Great, except Muhammad wasn’t really a seeker after “multicultural” harmony at all. He preached and established a society in which non-Muslims had an inferior second-class status. But even if this were true, how does Cole explain why so very many Muslims around the world misunderstand the founder of their own religion, and think of him more as a “militant leader” rather than one who “sought ‘multicultural’ harmony”?
Discover what the earliest Islamic texts say that Muhammad said and did, and see just how far he was from a seeker after “multicultural harmony,” in the first chapter of The History of Jihad, and more fully in The Truth About Muhammad.

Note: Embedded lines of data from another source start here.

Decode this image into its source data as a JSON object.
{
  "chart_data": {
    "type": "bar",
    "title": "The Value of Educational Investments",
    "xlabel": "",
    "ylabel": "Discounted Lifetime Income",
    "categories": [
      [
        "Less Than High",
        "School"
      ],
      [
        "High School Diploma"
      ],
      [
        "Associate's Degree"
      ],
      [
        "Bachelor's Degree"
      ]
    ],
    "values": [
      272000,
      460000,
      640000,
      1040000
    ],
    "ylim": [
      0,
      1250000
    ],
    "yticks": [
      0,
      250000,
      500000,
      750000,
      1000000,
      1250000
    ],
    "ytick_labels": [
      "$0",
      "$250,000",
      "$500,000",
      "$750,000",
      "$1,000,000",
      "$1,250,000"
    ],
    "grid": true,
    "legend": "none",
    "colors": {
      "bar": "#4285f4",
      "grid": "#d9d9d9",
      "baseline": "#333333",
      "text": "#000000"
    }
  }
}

What the Muslim “reformer” Mustafa Akyol says is also interesting: he says Cole is “demonstrably right in concluding that Islamic orthodoxy deviated from its foundations by ‘abrogating’ the peaceful and tolerant verses of the Quran.”
But this idea goes back to the second Islamic century. Muhammad’s earliest biographer, an eighth-century Muslim named Ibn Ishaq, explains the progression of Qur’anic revelation about warfare. First, he explains, Allah allowed Muslims to wage defensive warfare. But that was not Allah’s last word on the circumstances in which Muslims should fight. Ibn Ishaq explains offensive jihad by invoking a Qur’anic verse: “Then God sent down to him: ‘Fight them so that there be no more seduction,’ i.e. until no believer is seduced from his religion. ‘And the religion is God’s’, i.e. Until God alone is worshipped.” The Qur’an verse Ibn Ishaq quotes here (2:193) commands much more than defensive warfare: Muslims must fight until “the religion is God’s” — that is, until Allah alone is worshipped. Ibn Ishaq gives no hint that that command died with the seventh century.

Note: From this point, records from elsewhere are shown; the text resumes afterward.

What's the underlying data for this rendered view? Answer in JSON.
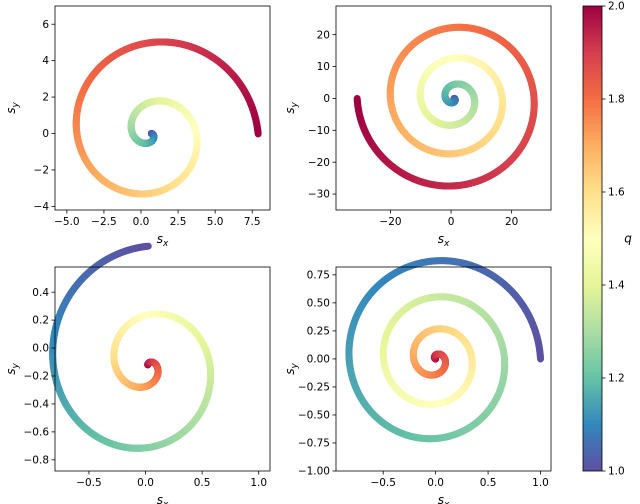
{
  "colorbar": {
    "label": "q",
    "min": 1.0,
    "max": 2.0,
    "ticks": [
      1.0,
      1.2,
      1.4,
      1.6,
      1.8,
      2.0
    ],
    "tick_labels": [
      "1.0",
      "1.2",
      "1.4",
      "1.6",
      "1.8",
      "2.0"
    ],
    "colormap": "Spectral_r",
    "colors": [
      "#5e4fa2",
      "#3288bd",
      "#66c2a5",
      "#abdda4",
      "#e6f598",
      "#ffffbf",
      "#fee08b",
      "#fdae61",
      "#f46d43",
      "#d53e4f",
      "#9e0142"
    ]
  },
  "chart_data": [
    {
      "type": "scatter",
      "panel": "top-left",
      "xlabel": "s",
      "xlabel_sub": "x",
      "ylabel": "s",
      "ylabel_sub": "y",
      "xlim": [
        -5.8,
        8.7
      ],
      "ylim": [
        -4.2,
        7.0
      ],
      "xticks": [
        -5.0,
        -2.5,
        0.0,
        2.5,
        5.0,
        7.5
      ],
      "xtick_labels": [
        "−5.0",
        "−2.5",
        "0.0",
        "2.5",
        "5.0",
        "7.5"
      ],
      "yticks": [
        -4,
        -2,
        0,
        2,
        4,
        6
      ],
      "ytick_labels": [
        "−4",
        "−2",
        "0",
        "2",
        "4",
        "6"
      ],
      "curve": {
        "kind": "spiral",
        "center": [
          0.7,
          0.0
        ],
        "scale_x": 1.0,
        "scale_y": 0.82,
        "a": 0.08,
        "b": 2.1,
        "theta_end": 12.57,
        "q_start": 1.0,
        "q_end": 2.0,
        "theta0": 0.0
      },
      "points": [
        [
          0.7,
          0.0
        ],
        [
          2.3,
          0.7
        ],
        [
          -0.5,
          2.6
        ],
        [
          -5.0,
          0.8
        ],
        [
          0.8,
          -3.6
        ],
        [
          7.9,
          0.0
        ],
        [
          1.0,
          6.6
        ]
      ]
    },
    {
      "type": "scatter",
      "panel": "top-right",
      "xlabel": "s",
      "xlabel_sub": "x",
      "ylabel": "s",
      "ylabel_sub": "y",
      "xlim": [
        -38,
        33
      ],
      "ylim": [
        -35,
        29
      ],
      "xticks": [
        -20,
        0,
        20
      ],
      "xtick_labels": [
        "−20",
        "0",
        "20"
      ],
      "yticks": [
        -30,
        -20,
        -10,
        0,
        10,
        20
      ],
      "ytick_labels": [
        "−30",
        "−20",
        "−10",
        "0",
        "10",
        "20"
      ],
      "curve": {
        "kind": "spiral",
        "center": [
          1.0,
          0.0
        ],
        "scale_x": 1.0,
        "scale_y": 0.94,
        "a": 0.32,
        "b": 2.2,
        "theta_end": 21.99,
        "q_start": 1.0,
        "q_end": 2.0,
        "theta0": 0.0
      },
      "points": [
        [
          1.0,
          0.0
        ],
        [
          11.0,
          0.0
        ],
        [
          -21.0,
          0.0
        ],
        [
          30.0,
          0.0
        ],
        [
          -35.0,
          0.5
        ],
        [
          0.0,
          -32.0
        ],
        [
          0.0,
          26.0
        ]
      ]
    },
    {
      "type": "scatter",
      "panel": "bottom-left",
      "xlabel": "s",
      "xlabel_sub": "x",
      "ylabel": "s",
      "ylabel_sub": "y",
      "xlim": [
        -0.8,
        1.1
      ],
      "ylim": [
        -0.88,
        0.58
      ],
      "xticks": [
        -0.5,
        0.0,
        0.5,
        1.0
      ],
      "xtick_labels": [
        "−0.5",
        "0.0",
        "0.5",
        "1.0"
      ],
      "yticks": [
        -0.8,
        -0.6,
        -0.4,
        -0.2,
        0.0,
        0.2,
        0.4
      ],
      "ytick_labels": [
        "−0.8",
        "−0.6",
        "−0.4",
        "−0.2",
        "0.0",
        "0.2",
        "0.4"
      ],
      "curve": {
        "kind": "spiral",
        "center": [
          0.02,
          -0.12
        ],
        "scale_x": 1.0,
        "scale_y": 0.86,
        "a": 0.012,
        "b": 2.1,
        "theta_end": 12.57,
        "q_start": 2.0,
        "q_end": 1.0,
        "theta0": 1.57
      },
      "points": [
        [
          0.0,
          0.0
        ],
        [
          0.38,
          0.05
        ],
        [
          -0.1,
          0.52
        ],
        [
          -0.72,
          -0.1
        ],
        [
          0.1,
          -0.83
        ],
        [
          1.0,
          0.0
        ]
      ]
    },
    {
      "type": "scatter",
      "panel": "bottom-right",
      "xlabel": "s",
      "xlabel_sub": "x",
      "ylabel": "s",
      "ylabel_sub": "y",
      "xlim": [
        -0.95,
        1.1
      ],
      "ylim": [
        -1.0,
        0.82
      ],
      "xticks": [
        -0.5,
        0.0,
        0.5,
        1.0
      ],
      "xtick_labels": [
        "−0.5",
        "0.0",
        "0.5",
        "1.0"
      ],
      "yticks": [
        -1.0,
        -0.75,
        -0.5,
        -0.25,
        0.0,
        0.25,
        0.5,
        0.75
      ],
      "ytick_labels": [
        "−1.00",
        "−0.75",
        "−0.50",
        "−0.25",
        "0.00",
        "0.25",
        "0.50",
        "0.75"
      ],
      "curve": {
        "kind": "spiral",
        "center": [
          0.0,
          0.0
        ],
        "scale_x": 1.0,
        "scale_y": 0.96,
        "a": 0.0083,
        "b": 2.2,
        "theta_end": 21.99,
        "q_start": 2.0,
        "q_end": 1.0,
        "theta0": 3.14
      },
      "points": [
        [
          0.0,
          0.0
        ],
        [
          0.3,
          0.0
        ],
        [
          -0.55,
          0.0
        ],
        [
          0.83,
          0.0
        ],
        [
          -0.9,
          0.0
        ],
        [
          1.0,
          0.0
        ],
        [
          0.0,
          0.75
        ],
        [
          0.0,
          -0.93
        ]
      ]
    }
  ]
}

So Akyol would have us believe that “Islamic orthodoxy” went wrong in the eighth century and hasn’t been right since. Now at last Mustafa Akyol has come along to give us the true Islam, and not a moment too soon.

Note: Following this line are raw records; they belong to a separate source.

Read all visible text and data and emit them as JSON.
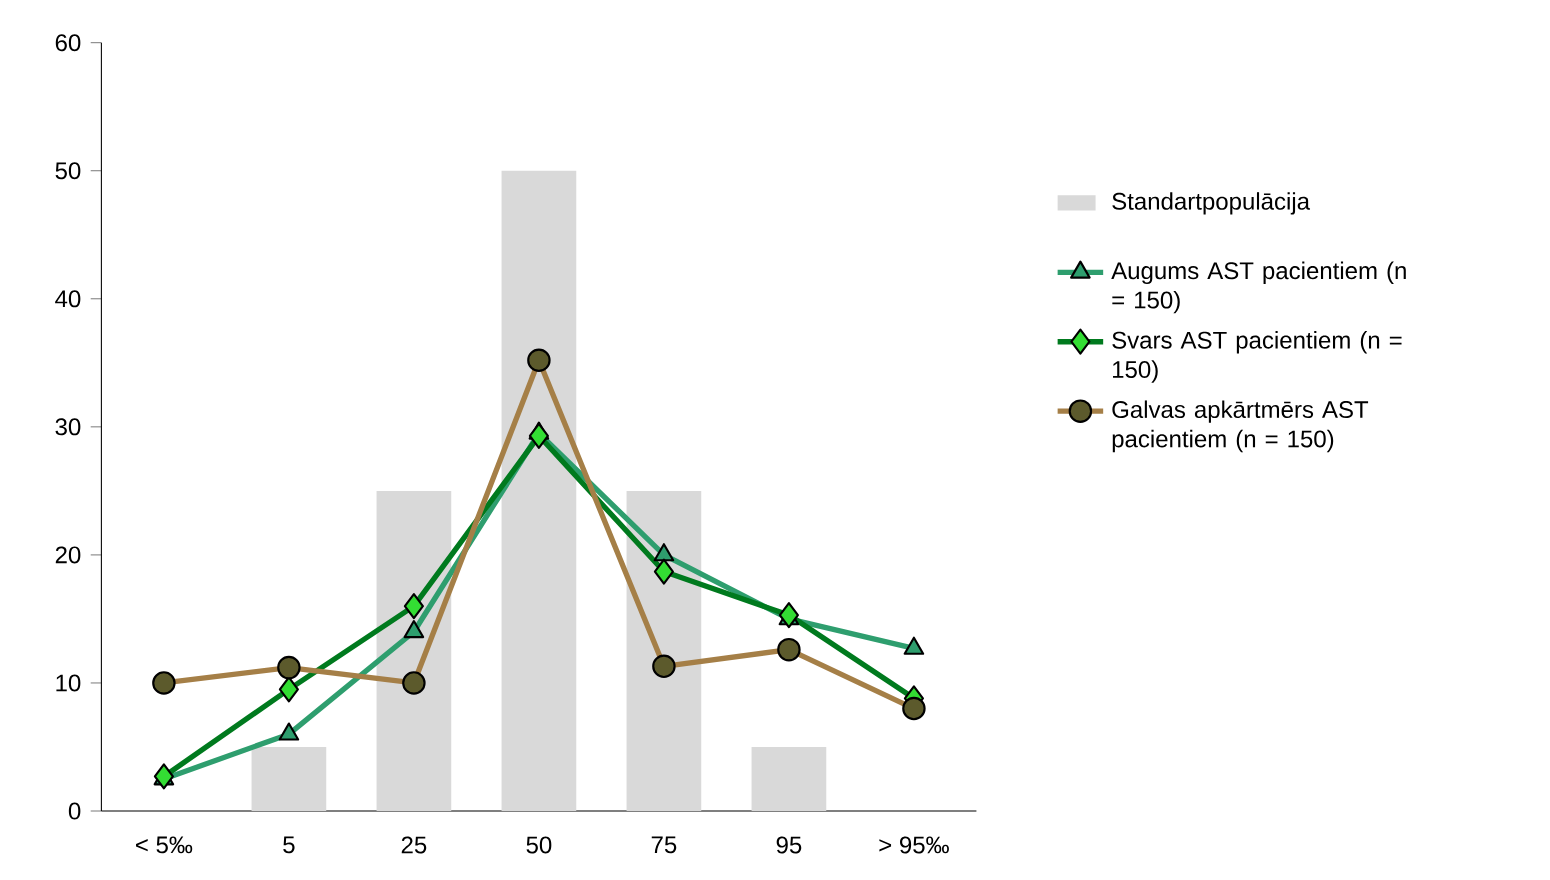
{
  "chart_data": {
    "type": "line",
    "categories": [
      "< 5‰",
      "5",
      "25",
      "50",
      "75",
      "95",
      "> 95‰"
    ],
    "series": [
      {
        "name": "Standartpopulācija",
        "type": "bar",
        "color": "#d9d9d9",
        "values": [
          0,
          5,
          25,
          50,
          25,
          5,
          0
        ]
      },
      {
        "name": "Augums AST pacientiem (n = 150)",
        "color": "#2e9e6e",
        "marker": "triangle",
        "values": [
          2.5,
          6,
          14,
          29.5,
          20,
          15,
          12.7
        ]
      },
      {
        "name": "Svars AST pacientiem (n = 150)",
        "color": "#007a1e",
        "marker": "diamond",
        "values": [
          2.7,
          9.5,
          16,
          29.3,
          18.7,
          15.3,
          8.8
        ]
      },
      {
        "name": "Galvas apkārtmērs AST pacientiem (n = 150)",
        "color": "#a57f47",
        "marker": "circle",
        "values": [
          10,
          11.2,
          10,
          35.2,
          11.3,
          12.6,
          8
        ]
      }
    ],
    "ylim": [
      0,
      60
    ],
    "yticks": [
      0,
      10,
      20,
      30,
      40,
      50,
      60
    ],
    "legend": "right"
  }
}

“11 New Books We Recommend This Week,” New York Times, January 3, 2019:
MUHAMMAD: Prophet of Peace Amid the Clash of Empires, by Juan Cole. (Nation, $28.) Cole offers an ambitiously revisionist picture of the father of Islam, replacing the idea of a militant leader with one of a peacemaker who wanted only to preach his monotheism freely and even sought “multicultural” harmony. Writing in the Book Review, Mustafa Akyol calls it “eruditely informative” and says Cole is “demonstrably right in concluding that Islamic orthodoxy deviated from its foundations by ‘abrogating’ the peaceful and tolerant verses of the Quran.”